Cristina de Middel (born 1975) is a Spanish documentary photographer and artist living and working in Uruapan, Mexico.
De Middel self-published The Afronauts in 2012, a photobook about the short-lived Zambian space program in Southern Africa. The book quickly sold out and the work was met with critical acclaim. She was nominated for the 2013 Deutsche Börse Photography Prize for
The Afronauts.
In 2013, de Middel received the Infinity Award from the
International Center of Photography. In 2017 she became a nominee member of
Magnum Photos and in 2019 an associate member.
Source: Wikipedia
Cristina de Middel investigates photography’s ambiguous relationship to truth. Blending documentary and conceptual photographic practices, she plays with reconstructions and archetypes in order to build a more layered understanding of the subjects she approaches. Working from the premise that mass media is reducing our real understanding of the world we live in, De Middel responds to an urgency to re-imagine tired aesthetic tropes and insert opinion in place of facts.

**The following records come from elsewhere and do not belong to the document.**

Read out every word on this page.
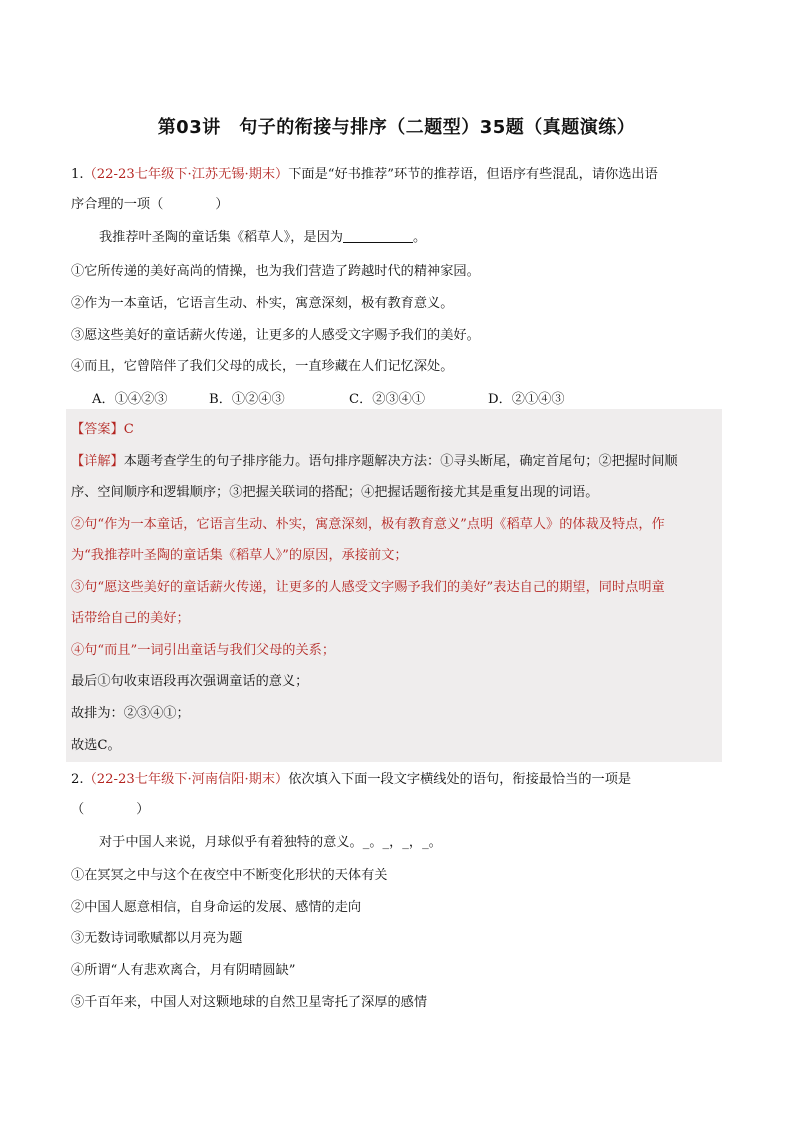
第03讲　句子的衔接与排序（二题型）35题（真题演练）
1.（22-23七年级下·江苏无锡·期末）下面是“好书推荐”环节的推荐语，但语序有些混乱，请你选出语
序合理的一项（	）
我推荐叶圣陶的童话集《稻草人》，是因为	。
①它所传递的美好高尚的情操，也为我们营造了跨越时代的精神家园。
②作为一本童话，它语言生动、朴实，寓意深刻，极有教育意义。
③愿这些美好的童话薪火传递，让更多的人感受文字赐予我们的美好。
④而且，它曾陪伴了我们父母的成长，一直珍藏在人们记忆深处。
A．①④②③	B．①②④③	C．②③④①	D．②①④③
【答案】C
【详解】本题考查学生的句子排序能力。语句排序题解决方法：①寻头断尾，确定首尾句；②把握时间顺
序、空间顺序和逻辑顺序；③把握关联词的搭配；④把握话题衔接尤其是重复出现的词语。
②句“作为一本童话，它语言生动、朴实，寓意深刻，极有教育意义”点明《稻草人》的体裁及特点，作
为“我推荐叶圣陶的童话集《稻草人》”的原因，承接前文；
③句“愿这些美好的童话薪火传递，让更多的人感受文字赐予我们的美好”表达自己的期望，同时点明童
话带给自己的美好；
④句“而且”一词引出童话与我们父母的关系；
最后①句收束语段再次强调童话的意义；
故排为：②③④①；
故选C。
2.（22-23七年级下·河南信阳·期末）依次填入下面一段文字横线处的语句，衔接最恰当的一项是
（	）
对于中国人来说，月球似乎有着独特的意义。_。_，_，_。
①在冥冥之中与这个在夜空中不断变化形状的天体有关
②中国人愿意相信，自身命运的发展、感情的走向
③无数诗词歌赋都以月亮为题
④所谓“人有悲欢离合，月有阴晴圆缺”
⑤千百年来，中国人对这颗地球的自然卫星寄托了深厚的感情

Her impulse for an unconventional angle developed after a 10-year career as a photojournalist when De Middel stepped outside of straight documentary and produced the acclaimed series
The Afronauts (2012). It explored the history of a failed space program in Zambia in the 1960s through staged reenactments of obscure narratives, challenging the traditional depiction of the African continent.
De Middel’s ongoing project
Gentleman’s Club (which began in Rio de Janeiro in 2015 and has now expanded to every continent around the globe bar Australasia) focuses on prostitution’s less documented side: the male clients. Her intimate portraits of these men subvert the paradigms of the status quo to provide new sources of insight and understanding. As well as her acclaimed personal projects, De Middel has worked on commission for clients including The Nobel Peace Foundation, Christian Dior, Vanity Fair USA, Vogue USA and FC Barcelona.
De Middel was born in Spain and is based between Mexico and Brazil.
She became a Magnum nominee in 2017.